I think this is why "Howl" has always had such appeal--it strikes a perfect balance between voyeuristically peering into the lives of a band of romantic rebels (from which the reader is excluded) and suggesting that the reader might possibly be included in that group through reading the poem itself--somewhere between documenting a community that's already passing into history and extending that community through the poem.
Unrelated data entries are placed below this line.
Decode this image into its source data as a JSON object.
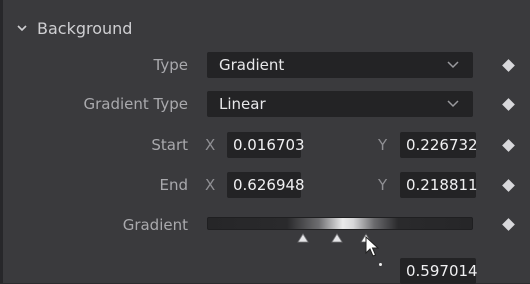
{
  "section": {
    "title": "Background",
    "icon": "chevron-down-icon"
  },
  "type_row": {
    "label": "Type",
    "value": "Gradient"
  },
  "gradient_type_row": {
    "label": "Gradient Type",
    "value": "Linear"
  },
  "start_row": {
    "label": "Start",
    "x_label": "X",
    "x_value": "0.016703",
    "y_label": "Y",
    "y_value": "0.226732"
  },
  "end_row": {
    "label": "End",
    "x_label": "X",
    "x_value": "0.626948",
    "y_label": "Y",
    "y_value": "0.218811"
  },
  "gradient_row": {
    "label": "Gradient",
    "stops": [
      0.36,
      0.49,
      0.597
    ],
    "selected_stop_value": "0.597014"
  },
  "colors": {
    "panel_bg": "#3a3a3d",
    "field_bg": "#232325",
    "label": "#a9a9ad",
    "value": "#f0f0f2"
  }
}
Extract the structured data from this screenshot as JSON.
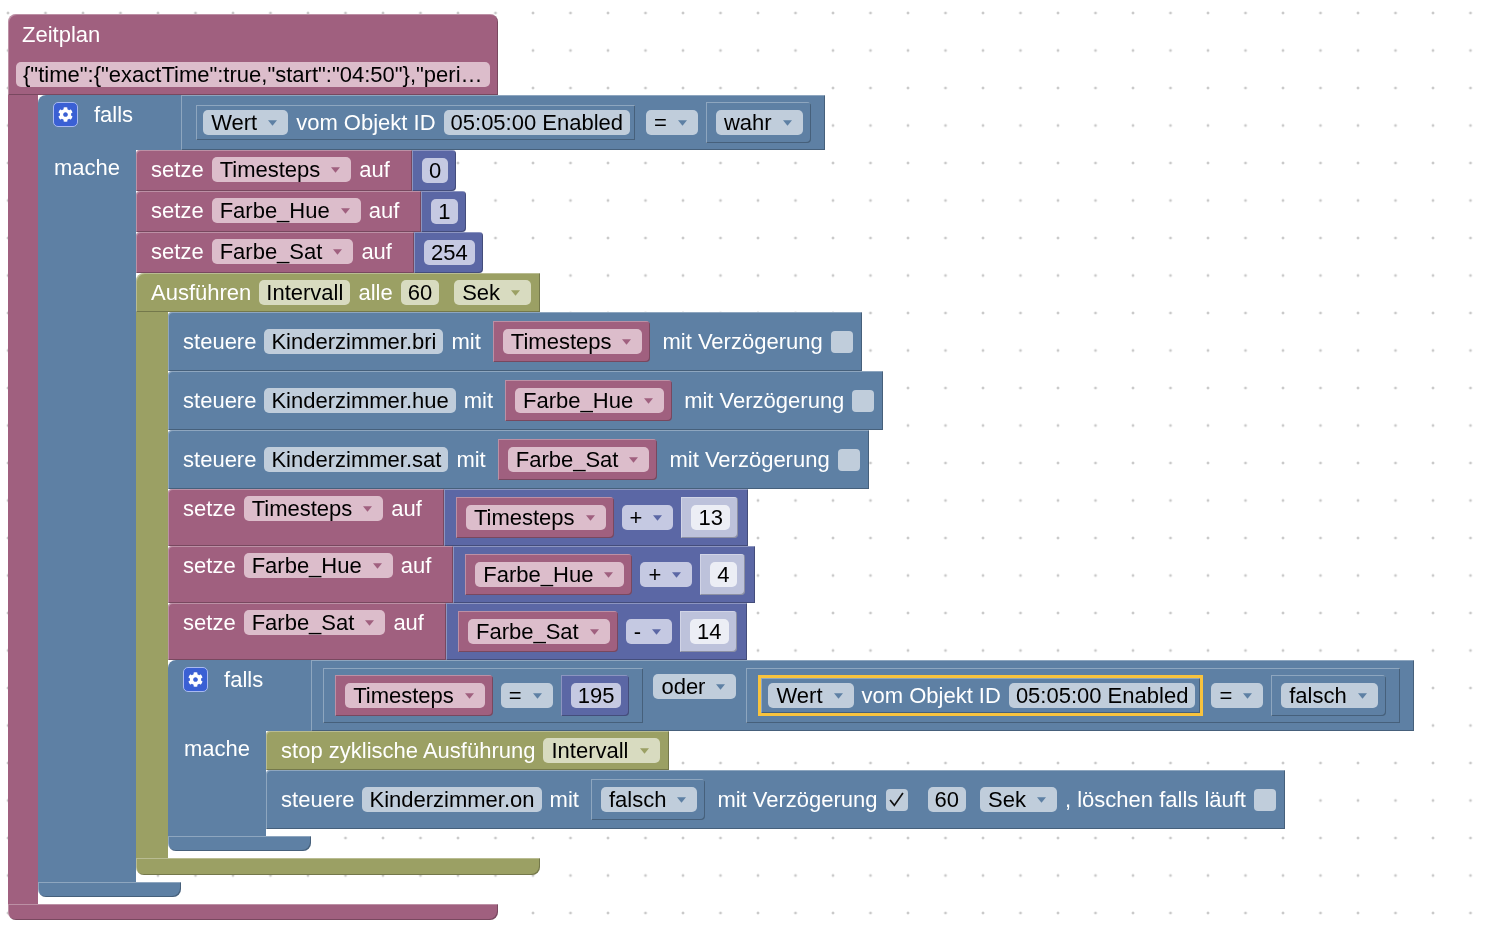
{
  "workspace": {
    "blocks": [
      {
        "kind": "schedule",
        "label": "Zeitplan",
        "schedule": "{\"time\":{\"exactTime\":true,\"start\":\"04:50\"},\"peri…",
        "statements": [
          {
            "kind": "if",
            "label": "falls",
            "do_label": "mache",
            "condition": {
              "kind": "compare",
              "a": {
                "kind": "get_value",
                "attribute": "Wert",
                "label": "vom Objekt ID",
                "object_id": "05:05:00 Enabled",
                "selected": false
              },
              "operator": "=",
              "b": {
                "kind": "boolean",
                "value": "wahr"
              }
            },
            "statements": [
              {
                "kind": "set_variable",
                "label": "setze",
                "variable": "Timesteps",
                "to_label": "auf",
                "value": {
                  "kind": "number",
                  "value": "0",
                  "shadow": false
                }
              },
              {
                "kind": "set_variable",
                "label": "setze",
                "variable": "Farbe_Hue",
                "to_label": "auf",
                "value": {
                  "kind": "number",
                  "value": "1",
                  "shadow": false
                }
              },
              {
                "kind": "set_variable",
                "label": "setze",
                "variable": "Farbe_Sat",
                "to_label": "auf",
                "value": {
                  "kind": "number",
                  "value": "254",
                  "shadow": false
                }
              },
              {
                "kind": "interval",
                "label": "Ausführen",
                "name": "Intervall",
                "every_label": "alle",
                "period": "60",
                "unit": "Sek",
                "statements": [
                  {
                    "kind": "control",
                    "label": "steuere",
                    "object_id": "Kinderzimmer.bri",
                    "with_label": "mit",
                    "value": {
                      "kind": "variable",
                      "name": "Timesteps"
                    },
                    "delay_label": "mit Verzögerung",
                    "delay": false
                  },
                  {
                    "kind": "control",
                    "label": "steuere",
                    "object_id": "Kinderzimmer.hue",
                    "with_label": "mit",
                    "value": {
                      "kind": "variable",
                      "name": "Farbe_Hue"
                    },
                    "delay_label": "mit Verzögerung",
                    "delay": false
                  },
                  {
                    "kind": "control",
                    "label": "steuere",
                    "object_id": "Kinderzimmer.sat",
                    "with_label": "mit",
                    "value": {
                      "kind": "variable",
                      "name": "Farbe_Sat"
                    },
                    "delay_label": "mit Verzögerung",
                    "delay": false
                  },
                  {
                    "kind": "set_variable",
                    "label": "setze",
                    "variable": "Timesteps",
                    "to_label": "auf",
                    "value": {
                      "kind": "arithmetic",
                      "a": {
                        "kind": "variable",
                        "name": "Timesteps"
                      },
                      "operator": "+",
                      "b": {
                        "kind": "number",
                        "value": "13",
                        "shadow": true
                      }
                    }
                  },
                  {
                    "kind": "set_variable",
                    "label": "setze",
                    "variable": "Farbe_Hue",
                    "to_label": "auf",
                    "value": {
                      "kind": "arithmetic",
                      "a": {
                        "kind": "variable",
                        "name": "Farbe_Hue"
                      },
                      "operator": "+",
                      "b": {
                        "kind": "number",
                        "value": "4",
                        "shadow": true
                      }
                    }
                  },
                  {
                    "kind": "set_variable",
                    "label": "setze",
                    "variable": "Farbe_Sat",
                    "to_label": "auf",
                    "value": {
                      "kind": "arithmetic",
                      "a": {
                        "kind": "variable",
                        "name": "Farbe_Sat"
                      },
                      "operator": "-",
                      "b": {
                        "kind": "number",
                        "value": "14",
                        "shadow": true
                      }
                    }
                  },
                  {
                    "kind": "if",
                    "label": "falls",
                    "do_label": "mache",
                    "condition": {
                      "kind": "logic_operation",
                      "a": {
                        "kind": "compare",
                        "a": {
                          "kind": "variable",
                          "name": "Timesteps"
                        },
                        "operator": "=",
                        "b": {
                          "kind": "number",
                          "value": "195",
                          "shadow": false
                        }
                      },
                      "operator": "oder",
                      "b": {
                        "kind": "compare",
                        "a": {
                          "kind": "get_value",
                          "attribute": "Wert",
                          "label": "vom Objekt ID",
                          "object_id": "05:05:00 Enabled",
                          "selected": true
                        },
                        "operator": "=",
                        "b": {
                          "kind": "boolean",
                          "value": "falsch"
                        }
                      }
                    },
                    "statements": [
                      {
                        "kind": "stop_interval",
                        "label": "stop zyklische Ausführung",
                        "name": "Intervall"
                      },
                      {
                        "kind": "control",
                        "label": "steuere",
                        "object_id": "Kinderzimmer.on",
                        "with_label": "mit",
                        "value": {
                          "kind": "boolean",
                          "value": "falsch"
                        },
                        "delay_label": "mit Verzögerung",
                        "delay": true,
                        "delay_value": "60",
                        "delay_unit": "Sek",
                        "clear_label": ", löschen falls läuft",
                        "clear_running": false
                      }
                    ]
                  }
                ]
              }
            ]
          }
        ]
      }
    ]
  }
}
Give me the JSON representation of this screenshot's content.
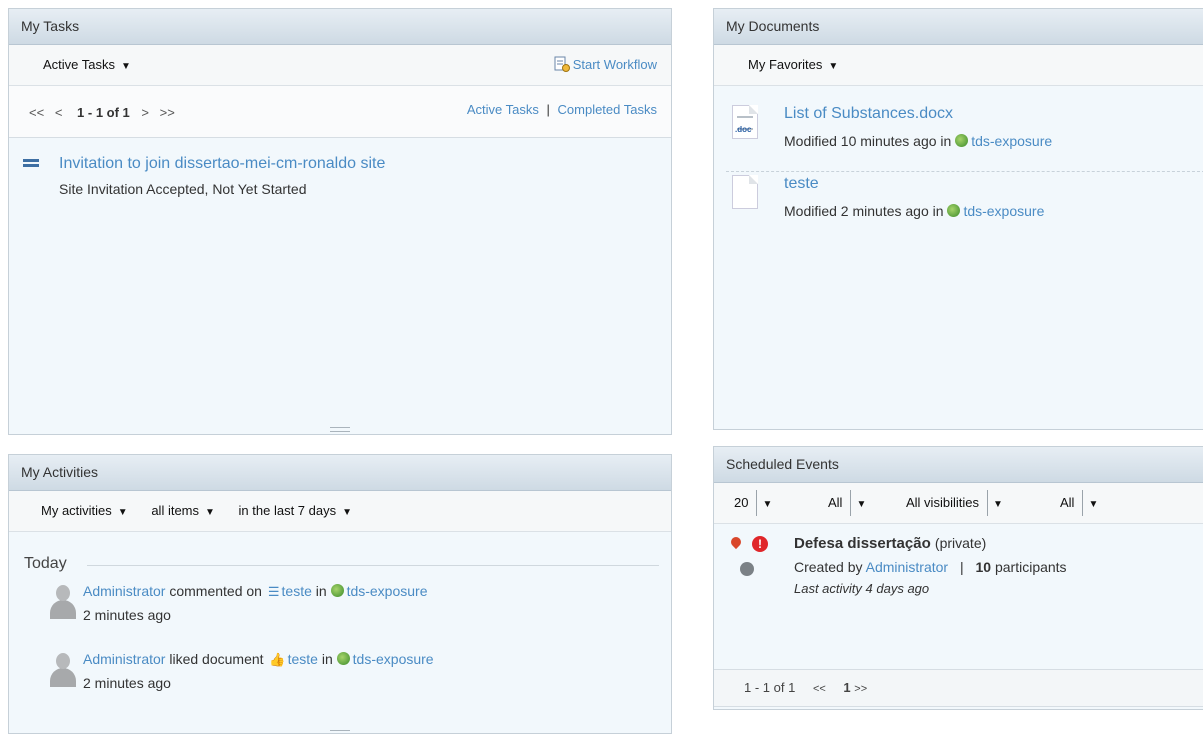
{
  "tasks": {
    "title": "My Tasks",
    "filter": "Active Tasks",
    "start_workflow": "Start Workflow",
    "pager": {
      "first": "<<",
      "prev": "<",
      "range": "1 - 1 of 1",
      "next": ">",
      "last": ">>"
    },
    "links": {
      "active": "Active Tasks",
      "sep": "|",
      "completed": "Completed Tasks"
    },
    "items": [
      {
        "name": "Invitation to join dissertao-mei-cm-ronaldo site",
        "status": "Site Invitation Accepted, Not Yet Started"
      }
    ]
  },
  "documents": {
    "title": "My Documents",
    "filter": "My Favorites",
    "items": [
      {
        "name": "List of Substances.docx",
        "modified": "Modified 10 minutes ago in",
        "site": "tds-exposure",
        "ext": ".doc"
      },
      {
        "name": "teste",
        "modified": "Modified 2 minutes ago in",
        "site": "tds-exposure",
        "ext": ""
      }
    ]
  },
  "activities": {
    "title": "My Activities",
    "filters": [
      "My activities",
      "all items",
      "in the last 7 days"
    ],
    "group": "Today",
    "items": [
      {
        "user": "Administrator",
        "action": "commented on",
        "target": "teste",
        "in": "in",
        "site": "tds-exposure",
        "time": "2 minutes ago"
      },
      {
        "user": "Administrator",
        "action": "liked document",
        "target": "teste",
        "in": "in",
        "site": "tds-exposure",
        "time": "2 minutes ago"
      }
    ]
  },
  "events": {
    "title": "Scheduled Events",
    "filters": {
      "count": "20",
      "type": "All",
      "visibility": "All visibilities",
      "time": "All"
    },
    "items": [
      {
        "title": "Defesa dissertação",
        "privacy": "(private)",
        "created_by": "Created by",
        "user": "Administrator",
        "sep": "|",
        "participants_count": "10",
        "participants_label": "participants",
        "last_activity": "Last activity 4 days ago"
      }
    ],
    "footer": {
      "range": "1 - 1 of 1",
      "prev": "<<",
      "page": "1",
      "next": ">>"
    }
  }
}
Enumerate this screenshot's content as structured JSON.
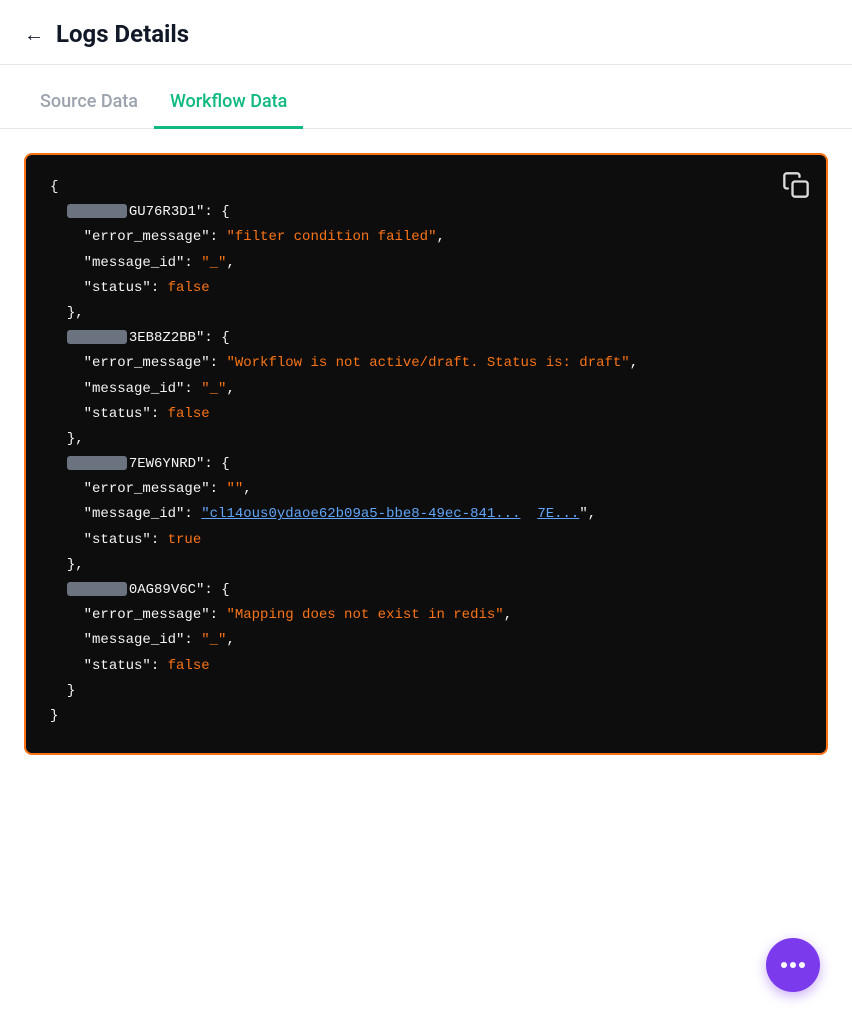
{
  "header": {
    "back_label": "←",
    "title": "Logs Details"
  },
  "tabs": [
    {
      "id": "source",
      "label": "Source Data",
      "active": false
    },
    {
      "id": "workflow",
      "label": "Workflow Data",
      "active": true
    }
  ],
  "code_block": {
    "entries": [
      {
        "id_suffix": "GU76R3D1",
        "error_message": "filter condition failed",
        "message_id": "_",
        "status": "false"
      },
      {
        "id_suffix": "3EB8Z2BB",
        "error_message": "Workflow is not active/draft. Status is: draft",
        "message_id": "_",
        "status": "false"
      },
      {
        "id_suffix": "7EW6YNRD",
        "error_message": "",
        "message_id": "cl14ous0ydaoe62b09a5-bbe8-49ec-84...",
        "message_id_link": true,
        "status": "true"
      },
      {
        "id_suffix": "0AG89V6C",
        "error_message": "Mapping does not exist in redis",
        "message_id": "_",
        "status": "false"
      }
    ]
  },
  "chat_button": {
    "label": "chat"
  },
  "icons": {
    "copy": "copy-icon",
    "back": "back-arrow-icon",
    "chat": "chat-icon"
  }
}
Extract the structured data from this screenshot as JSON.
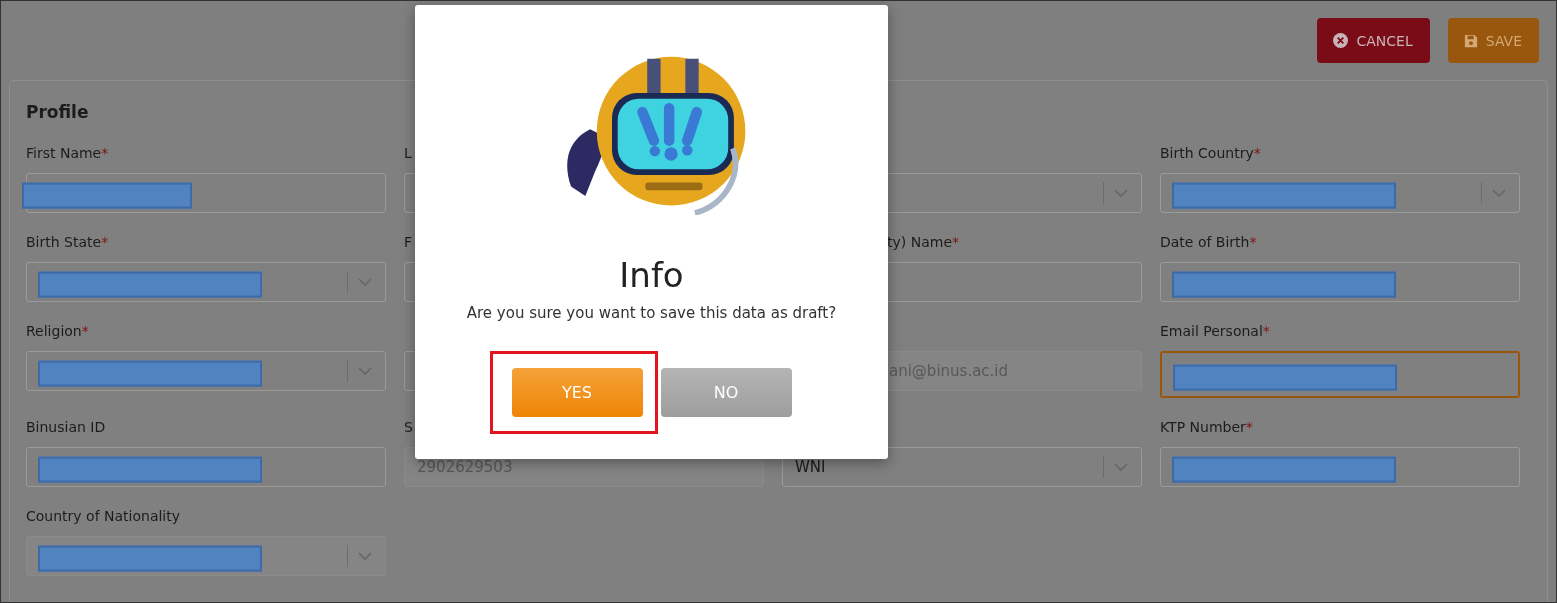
{
  "toolbar": {
    "buttons": [
      {
        "label": "CANCEL",
        "kind": "cancel"
      },
      {
        "label": "SAVE",
        "kind": "save"
      }
    ]
  },
  "profile": {
    "title": "Profile",
    "fields": [
      {
        "label": "First Name",
        "required_mark": "*",
        "kind": "text",
        "redacted": true
      },
      {
        "label": "L",
        "kind": "text"
      },
      {
        "kind": "select"
      },
      {
        "label": "Birth Country",
        "required_mark": "*",
        "kind": "select",
        "redacted": true
      },
      {
        "label": "Birth State",
        "required_mark": "*",
        "kind": "select",
        "redacted": true
      },
      {
        "label": "F",
        "kind": "text"
      },
      {
        "label": "ty) Name",
        "required_mark": "*",
        "kind": "text"
      },
      {
        "label": "Date of Birth",
        "required_mark": "*",
        "kind": "text",
        "redacted": true
      },
      {
        "label": "Religion",
        "required_mark": "*",
        "kind": "select",
        "redacted": true
      },
      {
        "kind": "text"
      },
      {
        "kind": "text",
        "value": "ani@binus.ac.id",
        "disabled": true
      },
      {
        "label": "Email Personal",
        "required_mark": "*",
        "kind": "text",
        "redacted": true,
        "focused": true
      },
      {
        "label": "Binusian ID",
        "kind": "text",
        "redacted": true
      },
      {
        "label": "S",
        "kind": "text",
        "value": "2902629503",
        "disabled": true
      },
      {
        "kind": "select",
        "value": "WNI"
      },
      {
        "label": "KTP Number",
        "required_mark": "*",
        "kind": "text",
        "redacted": true
      },
      {
        "label": "Country of Nationality",
        "kind": "select",
        "redacted": true,
        "disabled": true
      }
    ]
  },
  "dialog": {
    "title": "Info",
    "message": "Are you sure you want to save this data as draft?",
    "buttons": [
      {
        "label": "YES",
        "kind": "confirm",
        "highlighted": true
      },
      {
        "label": "NO",
        "kind": "dismiss",
        "highlighted": false
      }
    ]
  }
}
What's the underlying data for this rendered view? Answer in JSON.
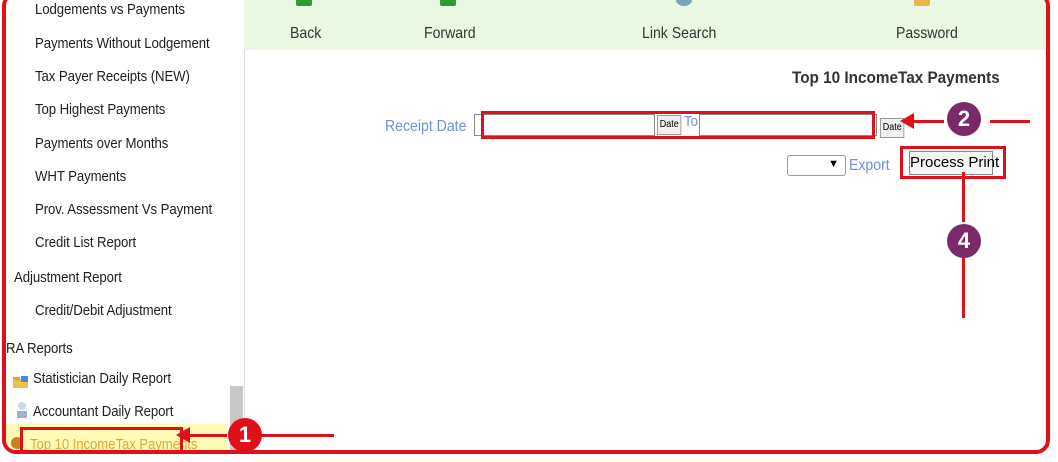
{
  "sidebar": {
    "items": [
      {
        "label": "Lodgements vs Payments"
      },
      {
        "label": "Payments Without Lodgement"
      },
      {
        "label": "Tax Payer Receipts (NEW)"
      },
      {
        "label": "Top Highest Payments"
      },
      {
        "label": "Payments over Months"
      },
      {
        "label": "WHT Payments"
      },
      {
        "label": "Prov. Assessment Vs Payment"
      },
      {
        "label": "Credit List Report"
      },
      {
        "label": "Adjustment Report"
      },
      {
        "label": "Credit/Debit Adjustment"
      },
      {
        "label": "RA Reports"
      },
      {
        "label": "Statistician Daily Report"
      },
      {
        "label": "Accountant Daily Report"
      },
      {
        "label": "Top 10 IncomeTax Payments"
      }
    ]
  },
  "toolbar": {
    "back": "Back",
    "forward": "Forward",
    "link_search": "Link Search",
    "password": "Password"
  },
  "main": {
    "title": "Top 10 IncomeTax Payments",
    "receipt_date_label": "Receipt Date",
    "date_button": "Date",
    "to_label": "To",
    "export_label": "Export",
    "process_print": "Process Print",
    "export_select_value": ""
  },
  "annotations": {
    "m1": "1",
    "m2": "2",
    "m4": "4"
  },
  "colors": {
    "annotation_red": "#e0101a",
    "toolbar_green": "#eaf7e3",
    "label_blue": "#6f8fe0",
    "selected_yellow": "#fffbb5"
  }
}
This may connect to David's question yesterday about "social poets." I guess I think of O'Hara as less a social than a sociable poet, someone who's always talking to everybody and reporting on talking to everybody, friendly and open in that way--but the question is whether that sociability is just being reported on at a remove or whether the reader is really invited into it, included in it. Again, the gossipy reportage itself is appealing, and may make us feel like we can participate in O'Hara's social world to some limited degree. But the only way to really be a part of that--I guess this is just how I've always felt in reading O'Hara, even though I love him--would have been to *really* be there, to have been in New York at that particular moment and to have known him. Perhaps the intimacy of his work makes this possible; but I feel there's always that sliver of a divide that prevents it from being what David wants to call "social."